Most of the past week we have listened to numerous weather reports of heavy snow, ice and frigid temperatures in sections of the west, southwest and south, now moving into the Ohio Valley and points east and north. Our turn for inclement weather is coming up very late tonight and Monday, which begins white and ends liquid, as we begin a new work week.
At midday the weather map features a sprawling area of low pressure extending from the Plains States to the Southeastern States. Low pressure will take shape along the mid-Atlantic coast and become the primary low that brings the unsettled weather conditions on Monday. The low is expected to track through southeastern Massachusetts during Monday and then toward Nova Scotia Tuesday.
Clouds have already overspread our skies this morning and it will be a cloudy afternoon with chilly temperatures but light winds.

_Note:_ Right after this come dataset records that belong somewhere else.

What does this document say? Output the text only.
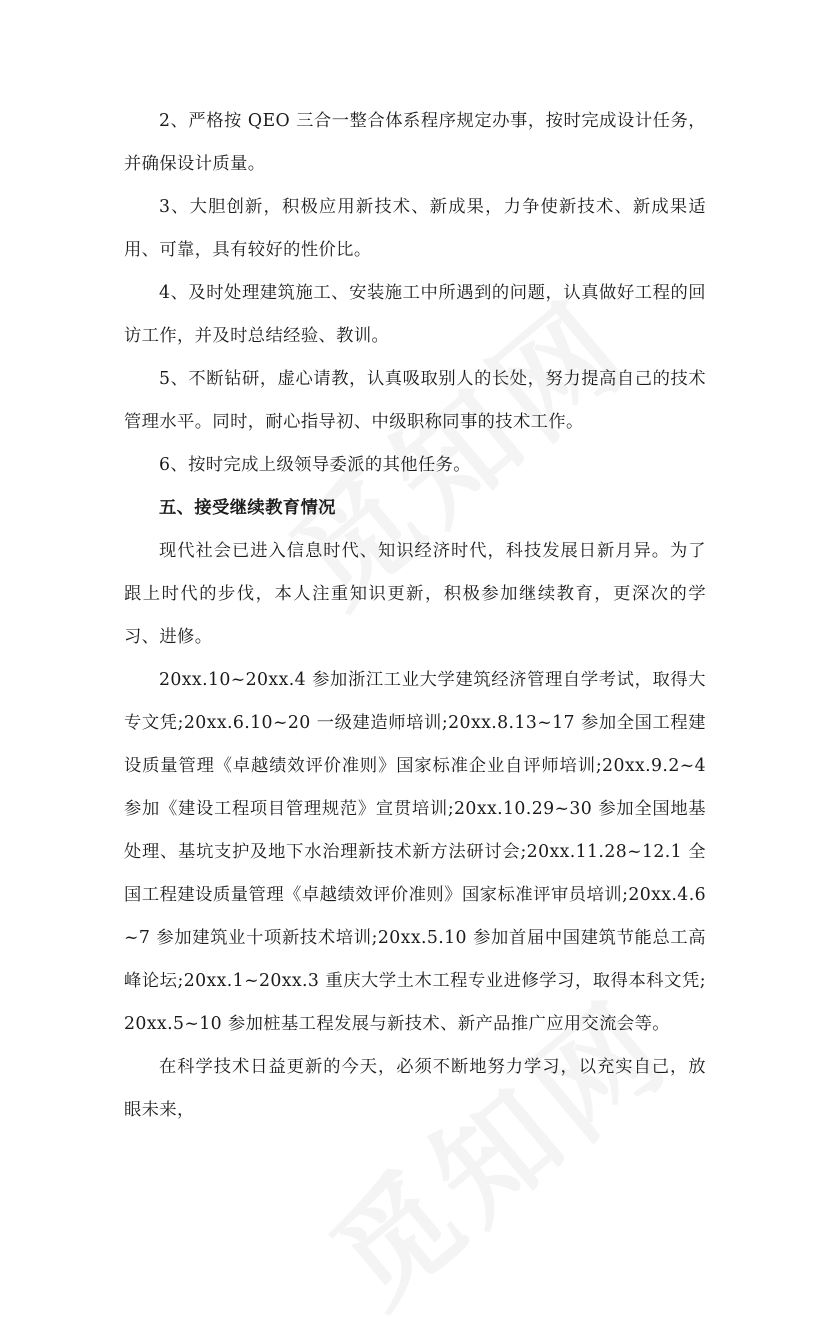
2、严格按 QEO 三合一整合体系程序规定办事，按时完成设计任务，并确保设计质量。

3、大胆创新，积极应用新技术、新成果，力争使新技术、新成果适用、可靠，具有较好的性价比。

4、及时处理建筑施工、安装施工中所遇到的问题，认真做好工程的回访工作，并及时总结经验、教训。

5、不断钻研，虚心请教，认真吸取别人的长处，努力提高自己的技术管理水平。同时，耐心指导初、中级职称同事的技术工作。

6、按时完成上级领导委派的其他任务。

五、接受继续教育情况

现代社会已进入信息时代、知识经济时代，科技发展日新月异。为了跟上时代的步伐，本人注重知识更新，积极参加继续教育，更深次的学习、进修。

20xx.10~20xx.4 参加浙江工业大学建筑经济管理自学考试，取得大专文凭;20xx.6.10~20 一级建造师培训;20xx.8.13~17 参加全国工程建设质量管理《卓越绩效评价准则》国家标准企业自评师培训;20xx.9.2~4 参加《建设工程项目管理规范》宣贯培训;20xx.10.29~30 参加全国地基处理、基坑支护及地下水治理新技术新方法研讨会;20xx.11.28~12.1 全国工程建设质量管理《卓越绩效评价准则》国家标准评审员培训;20xx.4.6~7 参加建筑业十项新技术培训;20xx.5.10 参加首届中国建筑节能总工高峰论坛;20xx.1~20xx.3 重庆大学土木工程专业进修学习，取得本科文凭;20xx.5~10 参加桩基工程发展与新技术、新产品推广应用交流会等。

在科学技术日益更新的今天，必须不断地努力学习，以充实自己，放眼未来，
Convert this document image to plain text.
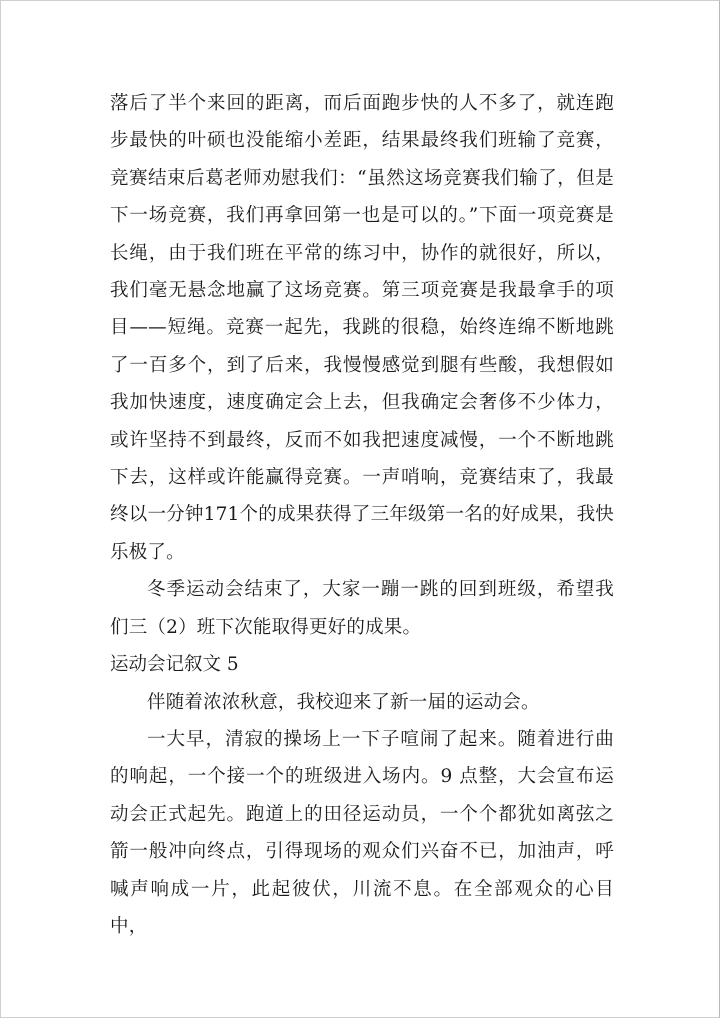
落后了半个来回的距离，而后面跑步快的人不多了，就连跑步最快的叶硕也没能缩小差距，结果最终我们班输了竞赛，竞赛结束后葛老师劝慰我们：“虽然这场竞赛我们输了，但是下一场竞赛，我们再拿回第一也是可以的。”下面一项竞赛是长绳，由于我们班在平常的练习中，协作的就很好，所以，我们毫无悬念地赢了这场竞赛。第三项竞赛是我最拿手的项目——短绳。竞赛一起先，我跳的很稳，始终连绵不断地跳了一百多个，到了后来，我慢慢感觉到腿有些酸，我想假如我加快速度，速度确定会上去，但我确定会奢侈不少体力，或许坚持不到最终，反而不如我把速度减慢，一个不断地跳下去，这样或许能赢得竞赛。一声哨响，竞赛结束了，我最终以一分钟171个的成果获得了三年级第一名的好成果，我快乐极了。

冬季运动会结束了，大家一蹦一跳的回到班级，希望我们三（2）班下次能取得更好的成果。

运动会记叙文 5

伴随着浓浓秋意，我校迎来了新一届的运动会。

一大早，清寂的操场上一下子喧闹了起来。随着进行曲的响起，一个接一个的班级进入场内。9 点整，大会宣布运动会正式起先。跑道上的田径运动员，一个个都犹如离弦之箭一般冲向终点，引得现场的观众们兴奋不已，加油声，呼喊声响成一片，此起彼伏，川流不息。在全部观众的心目中，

Clouds thicken and lower tonight with light snow developing after midnight, most likely during the pre dawn hours of Monday. Cold air at the surface and milder air streaming in aloft will set us up for a wintry mix of precipitation Monday morning. The coastal plain will be the first to transition from snow to sleet and then rain during the morning commute. By mid to late morning it should be all rain along the coast. Through the interior, along and west of Route 128/95, it may be a very different story through midday. The colder air will take longer to lift out as the milder air continues to stream in. Eventually the mild air wins out and the precipitation transitions to a period of sleet, freezing rain and then all rain by early in the afternoon. The further inland you go the longer it will take for the change to plain rain, so if you are traveling along Route 495 that area may not see the change until early afternoon, especially northwest and northern Middlesex County and far western sections of Essex County.
Snow accumulations will be on the light side. Only a trace to at most one inch near the coast, to around an inch or two possible through the interior. This is not a major storm and is not expected to produce heavy amounts of precipitation, no matter what form it falls in. Any extended period of sleet and or freezing rain, especially through interior sections, will be enough to cause very slippery conditions for a few hours.
By Monday night the precipitation shuts off and it will turn windy overnight.
Lots of clouds around Tuesday as another weak disturbance will be in our vicinity, then a mix of clouds and sun Wednesday.
72 Hour Outlook:
Sunday and Sunday night: Cloudy and cold, light snow breaks out late at night. High temperatures in the low 30s, falling to the upper 20s overnight. Light winds, becoming east 10 to 15 mph later tonight.
Monday: Mixed precipitation, becoming all rain around midday. Temperatures in the low 30s early, then upper 30s inland to low 40s on the coast by afternoon. East winds along the coast to northeast through the interior at 10 to 15 mph, possibly gusty for a time on the coast.
Monday night: Precipitation ends but remaining mostly cloudy. Cold, lows in the upper 20s to low 30s. West winds 10 to 20 mph, may gust higher along the coast.
Tuesday: Mostly cloudy, cold and breezy. Highs in the mid 30s.
Tuesday night: Turns partly cloudy and colder. Lows in the low to mid 20s.
Wednesday: Partly cloudy and continued unseasonably cold. Highs in the mid 30s.